Frankrijk en Duitsland tegen uitbreiding EU door onzekerheid Verdrag van Lissabon (en)

Met dank overgenomen van EUobserver (EUOBSERVER) i, gepubliceerd op maandag 30 maart 2009, 9:28.

EU foreign ministers meeting on Saturday (28 March) sought to reassure western Balkan countries on their EU future, but the bloc's heavyweights, France and Germany, reaffirmed their reluctance to accept further enlargement so long as the EU's own institutional future is in limbo.

"Clearly there will be no enlargement if there is no Lisbon treaty. Everybody knows it, so why not say it?" French foreign minister Bernard Kouchner was reported as saying by Reuters after the informal foreign ministers meeting in Hluboka Nad Vltavou in the Czech Republic.

The Lisbon treaty was designed to make the bloc more efficient in the aftermath of the two latest enlargements to 12 new countries, in 2004 and 2007.
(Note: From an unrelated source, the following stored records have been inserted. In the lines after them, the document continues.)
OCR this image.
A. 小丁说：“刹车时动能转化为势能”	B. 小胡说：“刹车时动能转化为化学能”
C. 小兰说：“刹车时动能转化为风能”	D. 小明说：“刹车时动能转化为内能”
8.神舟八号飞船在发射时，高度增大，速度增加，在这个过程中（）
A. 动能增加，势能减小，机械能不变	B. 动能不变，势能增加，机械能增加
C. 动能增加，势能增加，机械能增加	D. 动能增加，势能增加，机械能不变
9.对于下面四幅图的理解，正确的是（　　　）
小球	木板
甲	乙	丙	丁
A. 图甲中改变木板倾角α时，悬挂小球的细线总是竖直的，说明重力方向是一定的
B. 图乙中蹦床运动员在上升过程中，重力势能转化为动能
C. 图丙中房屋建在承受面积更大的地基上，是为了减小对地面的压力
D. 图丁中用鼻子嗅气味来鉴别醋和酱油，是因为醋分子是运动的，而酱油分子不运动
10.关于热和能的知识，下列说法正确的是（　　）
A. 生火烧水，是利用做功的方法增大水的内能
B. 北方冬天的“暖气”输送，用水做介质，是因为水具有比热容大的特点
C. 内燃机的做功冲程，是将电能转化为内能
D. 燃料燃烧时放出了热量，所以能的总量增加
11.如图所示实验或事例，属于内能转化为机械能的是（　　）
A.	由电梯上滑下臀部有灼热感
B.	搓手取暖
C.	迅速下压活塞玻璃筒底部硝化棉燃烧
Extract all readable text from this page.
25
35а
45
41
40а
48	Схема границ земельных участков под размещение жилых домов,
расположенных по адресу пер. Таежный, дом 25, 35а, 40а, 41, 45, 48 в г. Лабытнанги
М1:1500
It has still to be fully ratified by four EU countries – Ireland, Germany, Poland and the Czech Republic – in order to enter into force, following its rejection by Irish voters in June last year.

"We will not be in a position to accept new member states in the EU without the Lisbon treaty," German foreign ministry officials were also quoted as saying by Deutsche Welle on Saturday.

The French and German comments come after Germany's conservative Christian Democratic Union (CDU) - Chancellor Merkel's party - earlier this month adopted a platform for the upcoming European elections in June stating that "the consolidation of the identity and institutions of the European Union" must have "precedence over further EU accessions."

"There has been for a long time recognition that the Lisbon treaty is necessary before we have enlargement," Irish Europe minister Dick Roche also said.

EU ‘should learn from its history'

But other traditionally pro-enlargement EU states urged the bloc not to shut the door on the EU hopefuls.

"I think we have got to make the argument that the European Union should learn from its history and its history is that wider makes stronger," said British foreign secretary David Miliband.

Sweden's Carl Bildt expressed a similar opinion.

"If we were to slam the door in their face, not that I say that that will happen, it will have devastating consequences for the region," he warned.

For his part, Czech foreign minister Karel Schwarzenberg, whose country presides over the EU until the end of June, said: "The [western] Balkans are a part of Europe and therefore they have to be a part of the EU too."

EU top diplomat Javier Solana and enlargement commissioner Olli Rehn also backed further enlargement.

Mr Solana warned the bloc against taking "the risk of political protectionism - what we call nationalism," while Mr Rehn stressed that enlargement should not be made "a scapegoat for other ills it is not responsible for."

Balkan warning

Also present at the two-day meeting were EU foreign ministers' counterparts from the western Balkan hopefuls and Turkey.

Serbian foreign ministers Vuk Jeremic said he "very much" hoped the EU would remain open "and that the peoples of the Western Balkans can look forward to their European future."

"Things will [otherwise] become very complicated in the western Balkans," he warned.

Currently, Croatia, Turkey and Macedonia hold the status of official candidates to join the EU, while the remaining western Balkan countries are all potential candidates.